Na pewno dokładniejsze opisy królestw, Trybunału i Kalifatu, ponieważ gracze będą mogli brać udział w wojnach (domowych i zewnętrznych), szykować intrygi i wpływać na politykę. Na pewno będzie też dużo o samym wodnym świecie - zarówno tego na powierzchni oraz pod wodą. Dokładniej opisany będzie także rój Diabłów, jako faktyczny czynnik zagrażający w systemie. Z mechaniki, to zapewne bardziej położymy nacisk na mechanikę bitew morskich, walk pod wodą oraz rozdziały związane z konstruowaniem (budowaniem) technologicznych zabawek, maszyn, itd. a także rozdział o magii.

16) Jakie elementy twojej gry najbardziej cię ekscytują/interesują i dlaczego?
Świat, w którym morskie przygody nabrały "o wiele większego kolorytu" niż w innych systemach, jakie znamy oraz wojny z Kalifatem.

17) Co twoja gra daje graczom, czego inne gry na dają, nie mogą dać lub nie dadzą?
Morskich przygód w nietypowym świecie. Morskich zarówno na powierzchni jak i głębinach, przez co gracz doświadczy naprawdę epickich bitew morskich, stoczy walki pod wodą - po prostu zaoferujemy "inny" świat.

18) Czy chcesz swoją grę opublikować i w jaki sposób?
Oczywistym jest, że chciałbym opublikować na papierze (w dodatku w twardej okładce, z kolorowymi ilustracjami i papierem kredowym), no ale wszystko jest możliwe (nawet to najgorsze), dlatego też nie wykluczam także publikacji w internecie w .pdf.

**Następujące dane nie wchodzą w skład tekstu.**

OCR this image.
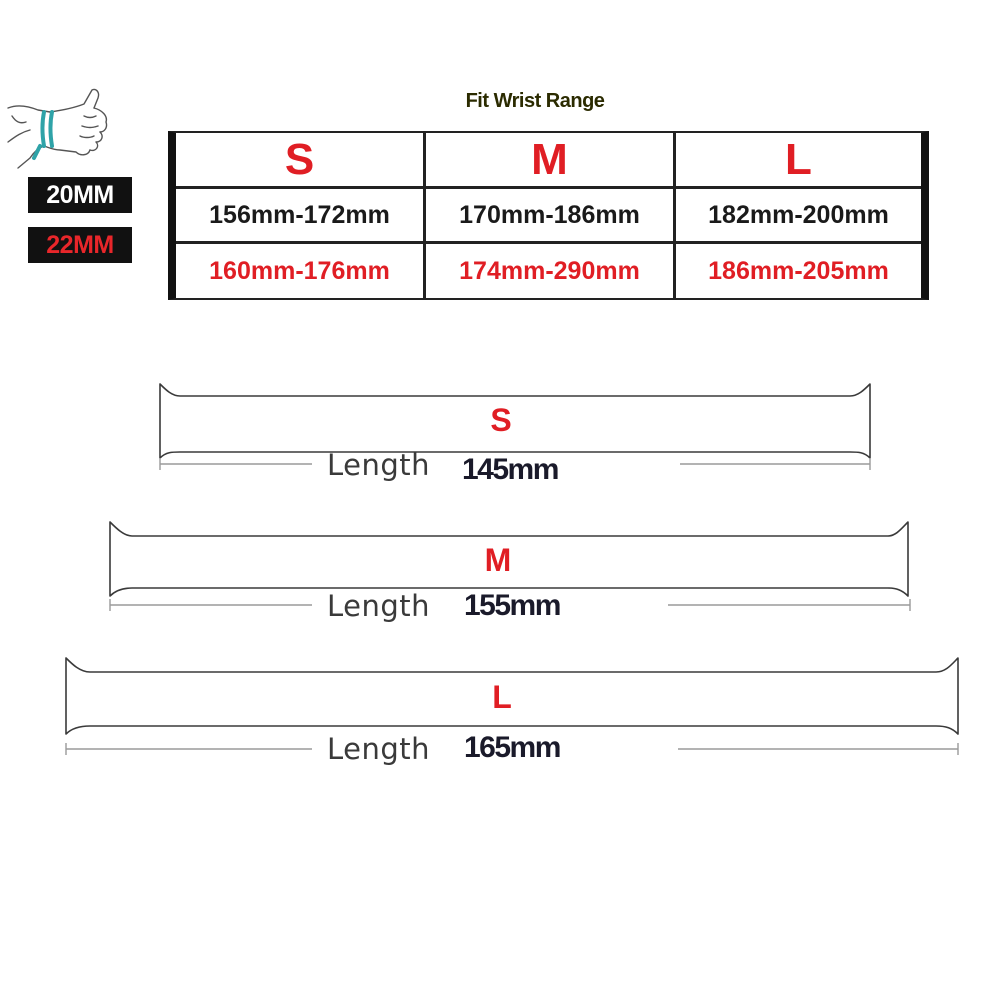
20MM
22MM
Fit Wrist Range
S	M	L
156mm-172mm	170mm-186mm	182mm-200mm
160mm-176mm	174mm-290mm	186mm-205mm
S
Length 145mm
M
Length 155mm
L
Length 165mm
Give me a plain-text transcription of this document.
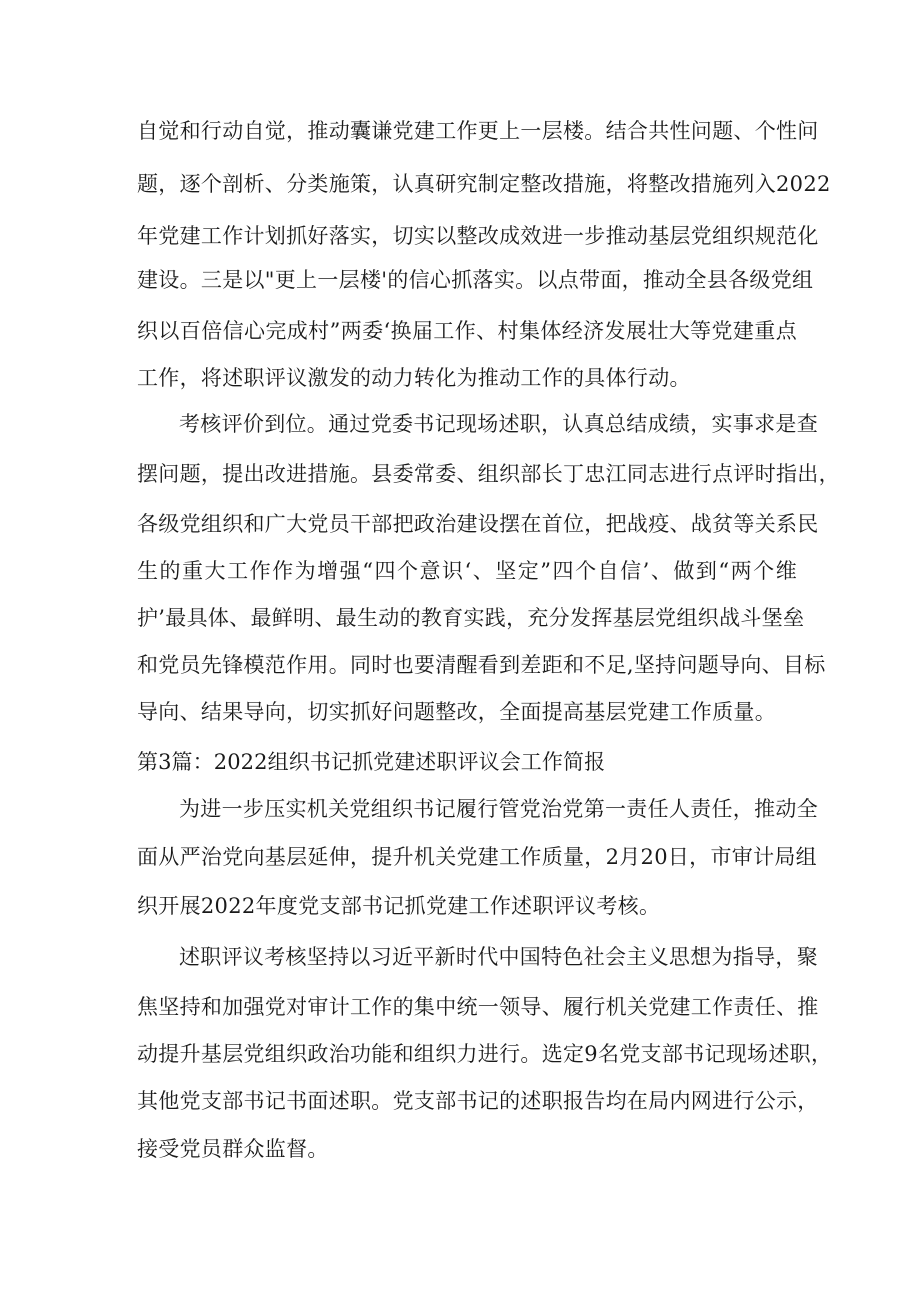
自觉和行动自觉，推动囊谦党建工作更上一层楼。结合共性问题、个性问
题，逐个剖析、分类施策，认真研究制定整改措施，将整改措施列入2022
年党建工作计划抓好落实，切实以整改成效进一步推动基层党组织规范化
建设。三是以"更上一层楼'的信心抓落实。以点带面，推动全县各级党组
织以百倍信心完成村”两委‘换届工作、村集体经济发展壮大等党建重点
工作，将述职评议激发的动力转化为推动工作的具体行动。
考核评价到位。通过党委书记现场述职，认真总结成绩，实事求是查
摆问题，提出改进措施。县委常委、组织部长丁忠江同志进行点评时指出，
各级党组织和广大党员干部把政治建设摆在首位，把战疫、战贫等关系民
生的重大工作作为增强“四个意识‘、坚定”四个自信’、做到“两个维
护’最具体、最鲜明、最生动的教育实践，充分发挥基层党组织战斗堡垒
和党员先锋模范作用。同时也要清醒看到差距和不足,坚持问题导向、目标
导向、结果导向，切实抓好问题整改，全面提高基层党建工作质量。
第3篇：2022组织书记抓党建述职评议会工作简报
为进一步压实机关党组织书记履行管党治党第一责任人责任，推动全
面从严治党向基层延伸，提升机关党建工作质量，2月20日，市审计局组
织开展2022年度党支部书记抓党建工作述职评议考核。
述职评议考核坚持以习近平新时代中国特色社会主义思想为指导，聚
焦坚持和加强党对审计工作的集中统一领导、履行机关党建工作责任、推
动提升基层党组织政治功能和组织力进行。选定9名党支部书记现场述职，
其他党支部书记书面述职。党支部书记的述职报告均在局内网进行公示，
接受党员群众监督。
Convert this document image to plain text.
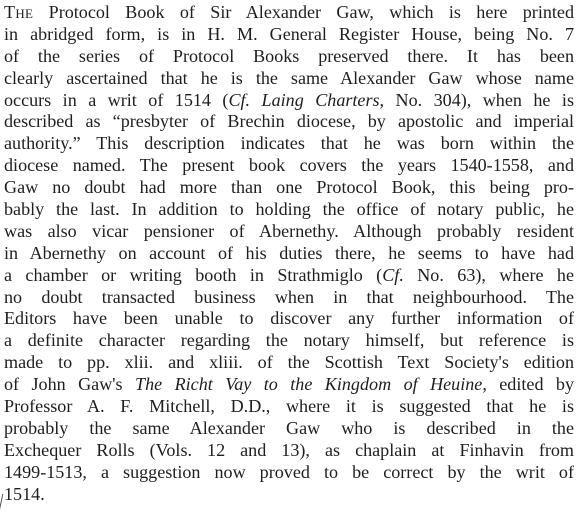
The Protocol Book of Sir Alexander Gaw, which is here printed
in abridged form, is in H. M. General Register House, being No. 7
of the series of Protocol Books preserved there. It has been
clearly ascertained that he is the same Alexander Gaw whose name
occurs in a writ of 1514 (Cf. Laing Charters, No. 304), when he is
described as “presbyter of Brechin diocese, by apostolic and imperial
authority.” This description indicates that he was born within the
diocese named. The present book covers the years 1540-1558, and
Gaw no doubt had more than one Protocol Book, this being pro-
bably the last. In addition to holding the office of notary public, he
was also vicar pensioner of Abernethy. Although probably resident
in Abernethy on account of his duties there, he seems to have had
a chamber or writing booth in Strathmiglo (Cf. No. 63), where he
no doubt transacted business when in that neighbourhood. The
Editors have been unable to discover any further information of
a definite character regarding the notary himself, but reference is
made to pp. xlii. and xliii. of the Scottish Text Society's edition
of John Gaw's The Richt Vay to the Kingdom of Heuine, edited by
Professor A. F. Mitchell, D.D., where it is suggested that he is
probably the same Alexander Gaw who is described in the
Exchequer Rolls (Vols. 12 and 13), as chaplain at Finhavin from
1499-1513, a suggestion now proved to be correct by the writ of
1514.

19) Jaki jest twoj docelowy odbiorca?
Można by powiedzieć, że wszyscy, którzy choć trochę lubią morskie, egzotyczne klimaty, chociaż niekoniecznie, biorąc pod uwagę lądowe przygody. Na tych, którzy lubią walkę, czeka tropienie awatarów Diabłów na lądzie, bitwy z innymi królestwami i Kalifatem, bitwy morskie, walki pod wodą oraz skrytobójstwo. Ci, którzy lubią politykę i intrygi, będą mogli grać "na tyłach", gdzie będziemy szykować własną politykę, zdobywać wpływy w Trybunale, wspierać jakiegoś monarchę, zdobyć wpływy na atolach, itd. Handlarze mogą handlować, szczególnie handel morski. Lubisz tworzyć? No to będziesz mógł się bawić czarami, konstruować nowe maszyny, mieć wpływ na stan atolu lub kolonii podwodnej, itd. Możliwości jest po prostu masa!

----

Temat założyłem, aby po prostu móc zainicjować kolejną bogatą dyskusję, ale przede wszystkim chciałbym wypromować Triangulisa oraz zapoznać się z kolejnymi rzetelnymi krytykami.

Zapraszam do dyskusji,
Awatar użytkownika
BLACKs
Tawerniany Cygan
Tawerniany Cygan
Posty: 3040
Rejestracja: poniedziałek, 21 listopada 2005, 17:30

Re: Triangulis - Water Steam Fantasy RPG

Post autor: BLACKs »

Na początku muszę napisać, że moim zdaniem jest to jedyny, dobry projekt RPG reklamowany na forum TRPG. Powodzenia w jego tworzeniu ; ).

Podoba mi się nieoklepane podejście do Apokalipsy, nie żadne bomby atomowe, apokalipsa wg. Św Jana tylko potop. Chociaż, ciekawie by było, gdybyście zerżnęli koncepcję totalnie z Wodnego Świata i zamiast suchego lądu byłyby tylko unoszące się, wodne twierdze z różnego rodzaju złomu.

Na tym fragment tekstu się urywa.